JSON Smuggling: A far-fetched intrusion detection evasion technique

Grimminck
5 min readFeb 7, 2024

TL:DR Insignificant whitespaces in the JSON standard can be used to encode data without breaking the format. This could aid malicious actors in covert lateral movement or data exfiltration.

Mastering the art of intrusion involves a delicate balance — gaining access to critical systems and doing so in a covert manner. This drives attackers to find ways to move files, data, and executables around networks to either gain access, gather data or navigate through different parts of the network in a concealed way.

In this blog post, I try to shed some light on JSON smuggling, a technique that uses the standard implementation of the JSON specification [RFC 8259] itself to discreetly transfer data across networks, presenting a formidable challenge to conventional IDS and IPS detection mechanisms.
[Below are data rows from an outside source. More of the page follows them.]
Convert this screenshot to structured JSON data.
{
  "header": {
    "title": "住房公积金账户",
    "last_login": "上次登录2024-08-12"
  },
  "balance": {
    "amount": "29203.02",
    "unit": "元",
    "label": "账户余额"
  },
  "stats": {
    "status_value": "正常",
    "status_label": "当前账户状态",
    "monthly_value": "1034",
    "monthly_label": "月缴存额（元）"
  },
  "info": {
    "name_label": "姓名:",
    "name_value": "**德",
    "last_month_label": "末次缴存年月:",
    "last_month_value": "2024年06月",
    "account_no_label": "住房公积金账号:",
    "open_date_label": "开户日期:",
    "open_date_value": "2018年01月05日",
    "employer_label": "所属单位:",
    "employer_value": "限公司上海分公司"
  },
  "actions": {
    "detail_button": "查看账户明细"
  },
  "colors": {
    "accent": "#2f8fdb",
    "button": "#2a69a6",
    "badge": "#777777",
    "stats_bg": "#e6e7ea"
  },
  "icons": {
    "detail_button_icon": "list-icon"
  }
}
This technique resembles similar methods observed in real-world scenarios, where attackers have utilized tactics like whitespace steganography, image steganography, covert channels within protocols, concealed data within file formats, and DNS tunneling to fulfill their malicious goals. By using these covert communication techniques, attackers can bypass traditional security measures and execute their actions without being noticed.

The JSON specification as defined in https://datatracker.ietf.org/doc/html/rfc8259 allows for “insignificant whitespace” characters to be used within the JSON objects.

Insignificant whitespace is allowed before or after any of the six
structural characters.

ws = *(
%x20 / ; Space
%x09 / ; Horizontal tab
%x0A / ; Line feed or New line
%x0D ) ; Carriage return

This smuggling technique uses these characters as data encoding for injecting a valid JSON object with additional data, without altering the source data itself. Remarkably, this process doesn’t compromise the integrity of the JSON data or trigger alarms in most intrusion detection systems. By using combinations of spaces, tabs, newlines, and carriage returns, data can be covertly embedded within JSON files, flying under the radar of parsers and detection systems.

An example:

Normal JSON object:

{
"Month": "February",
"year": 2024
}

JSON object with smuggled data (hint: select the text):

{
"Month": "February",
"year": 2024
} ⏎

To the human eye, and almost all systems that interpret JSON these two examples are exactly the same, as the standard allows for insignificant whitespaces characters to exist. They both contain one valid JSON object, and are interpreted as such. However, the second example contains the encoded data “Hello World!” in tabs and spaces.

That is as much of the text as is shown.